There are of course exceptions where some long established universities continue to offer high quality, often publicly funded, liberal arts courses. But the dominance of STEM in formal education at all levels is a fact. 
It would be futile to argue that liberal arts education should be accorded the same level of importance as STEM education today. Given the fact that technological advancement is closely connected with economic growth in both the developed as well as the developing world, it would be virtually impossible to convince the policy makers not to emphasize the need for STEM education. What is, however necessary and urgent is to convince them that the present over-emphasis on STEM at the expense of liberal arts education is counterproductive from a wider societal perspective. 


This is due to at least three important reasons. Firstly, there are no easy technical solutions to myriad of big challenges that human societies are faced with, be they climate change or worsening inter-and intra societal conflict. Secondly, understanding increasing complexity of natural and social phenomena demands inter-disciplinary synthesis that transcends traditional disciplinary boundaries separating natural and human sciences including the broad category of humanities. 

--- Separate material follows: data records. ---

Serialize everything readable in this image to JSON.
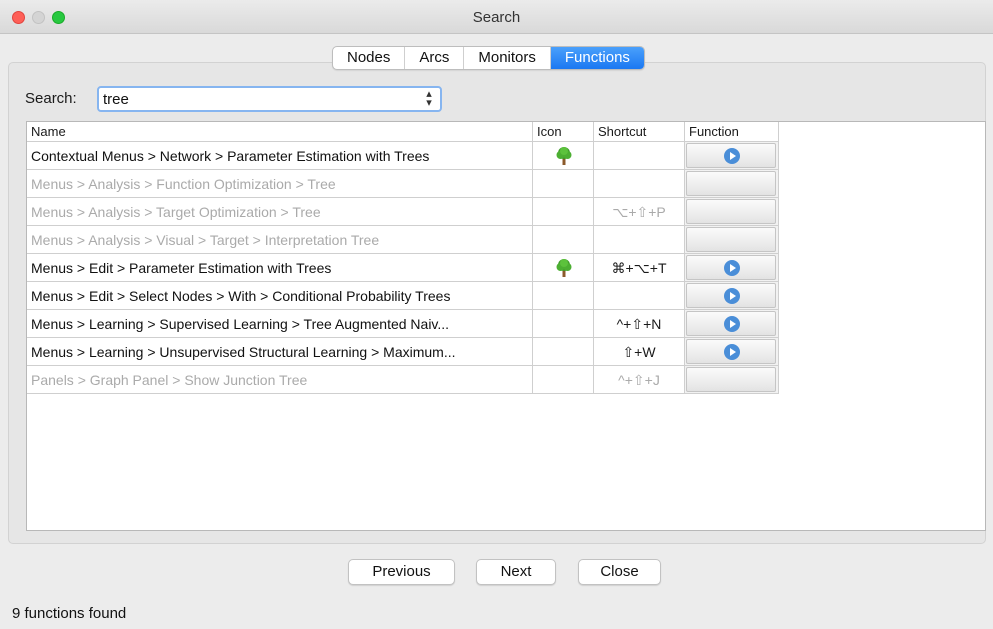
{
  "window": {
    "title": "Search"
  },
  "tabs": [
    {
      "label": "Nodes",
      "active": false
    },
    {
      "label": "Arcs",
      "active": false
    },
    {
      "label": "Monitors",
      "active": false
    },
    {
      "label": "Functions",
      "active": true
    }
  ],
  "search": {
    "label": "Search:",
    "value": "tree"
  },
  "table": {
    "columns": [
      "Name",
      "Icon",
      "Shortcut",
      "Function"
    ],
    "rows": [
      {
        "name": "Contextual Menus > Network > Parameter Estimation with Trees",
        "icon": "tree-icon",
        "shortcut": "",
        "enabled": true
      },
      {
        "name": "Menus > Analysis > Function Optimization > Tree",
        "icon": "",
        "shortcut": "",
        "enabled": false
      },
      {
        "name": "Menus > Analysis > Target Optimization > Tree",
        "icon": "",
        "shortcut": "⌥+⇧+P",
        "enabled": false
      },
      {
        "name": "Menus > Analysis > Visual > Target > Interpretation Tree",
        "icon": "",
        "shortcut": "",
        "enabled": false
      },
      {
        "name": "Menus > Edit > Parameter Estimation with Trees",
        "icon": "tree-icon",
        "shortcut": "⌘+⌥+T",
        "enabled": true
      },
      {
        "name": "Menus > Edit > Select Nodes > With > Conditional Probability Trees",
        "icon": "",
        "shortcut": "",
        "enabled": true
      },
      {
        "name": "Menus > Learning > Supervised Learning > Tree Augmented Naiv...",
        "icon": "",
        "shortcut": "^+⇧+N",
        "enabled": true
      },
      {
        "name": "Menus > Learning > Unsupervised Structural Learning > Maximum...",
        "icon": "",
        "shortcut": "⇧+W",
        "enabled": true
      },
      {
        "name": "Panels > Graph Panel > Show Junction Tree",
        "icon": "",
        "shortcut": "^+⇧+J",
        "enabled": false
      }
    ]
  },
  "buttons": {
    "previous": "Previous",
    "next": "Next",
    "close": "Close"
  },
  "status": "9 functions found",
  "colors": {
    "accent": "#1b78f2",
    "play": "#4a8ed8",
    "disabled_text": "#aaaaaa"
  }
}
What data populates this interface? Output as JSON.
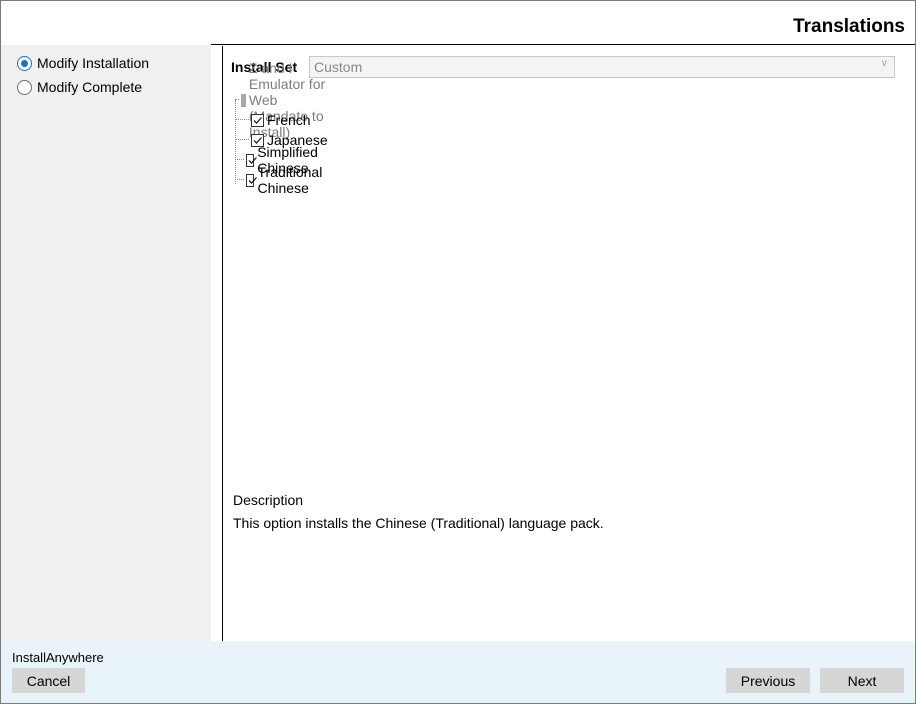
{
  "window": {
    "title": "Translations"
  },
  "options": [
    {
      "label": "Modify Installation",
      "selected": true
    },
    {
      "label": "Modify Complete",
      "selected": false
    }
  ],
  "install_set": {
    "label": "Install Set",
    "value": "Custom"
  },
  "tree": [
    {
      "label": "Z and I Emulator for Web (Mandate to Install)",
      "checked": true,
      "disabled": true
    },
    {
      "label": "French",
      "checked": true,
      "disabled": false
    },
    {
      "label": "Japanese",
      "checked": true,
      "disabled": false
    },
    {
      "label": "Simplified Chinese",
      "checked": true,
      "disabled": false
    },
    {
      "label": "Traditional Chinese",
      "checked": true,
      "disabled": false
    }
  ],
  "description": {
    "title": "Description",
    "text": "This option installs the Chinese (Traditional) language pack."
  },
  "footer": {
    "brand": "InstallAnywhere",
    "cancel": "Cancel",
    "previous": "Previous",
    "next": "Next"
  },
  "colors": {
    "accent": "#1a6fd8",
    "footer_bg": "#e9f3fa",
    "sidebar_bg": "#f0f0f0",
    "button_bg": "#d6d6d6"
  }
}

And, thirdly, it is undesirable for youngsters to remain confined to a narrowly defined area of specialization with no opportunity to get acquainted with wider societal concerns that are the subject matter of disciplines coming under social sciences and humanities. 


It is against the above background that there is increasing recognition among intellectuals worldwide of the need to adopt educational policies that favour integrated curricular at different levels of education. Yet, given the present trend towards atomization of educational institutions, largely driven by market forces, the promotion of holistic and integrated education has become increasingly more difficult. Today, more and more people in many countries transfer their children from public educational institutions to for profit private educational institutions and this often makes the adoption of integrated education approaches more difficult. 


The nexus between education and employment is another issue that has a bearing on the key issue dealt with in this article. As is well known, private sector employers who set the standards in the employment market today look for people with certain specialized skills. Those with a broad, liberal arts education who do not have such skills usually fail to live up to employer’s expectations and remain disillusioned for years without remunerative work. This situation demotivates youth to pursue liberal arts education. So, many of those who are enrolled in such course have often ended up there due to lack of any choice. This naturally lowers the quality of liberal arts education, both in terms of teaching and learning. Moreover, those with liberal arts qualifications often end up at the bottom of the occupational hierarchy, earning much less than their counterparts in more technically and scientifically oriented fields. As is well known, morale among students following liberal arts courses in our universities is very low and they often show little interest in their education.


The developments outlined above deserve the attention of policy makers and educational administrators everywhere. The widening gap between STEM and humanities streams needs to be bridged because both streams need to be developed and made use of to understand and address increasingly complex problems that we face today. Societies today need not just technicians to fix various problems but intellectuals who can enlighten us all.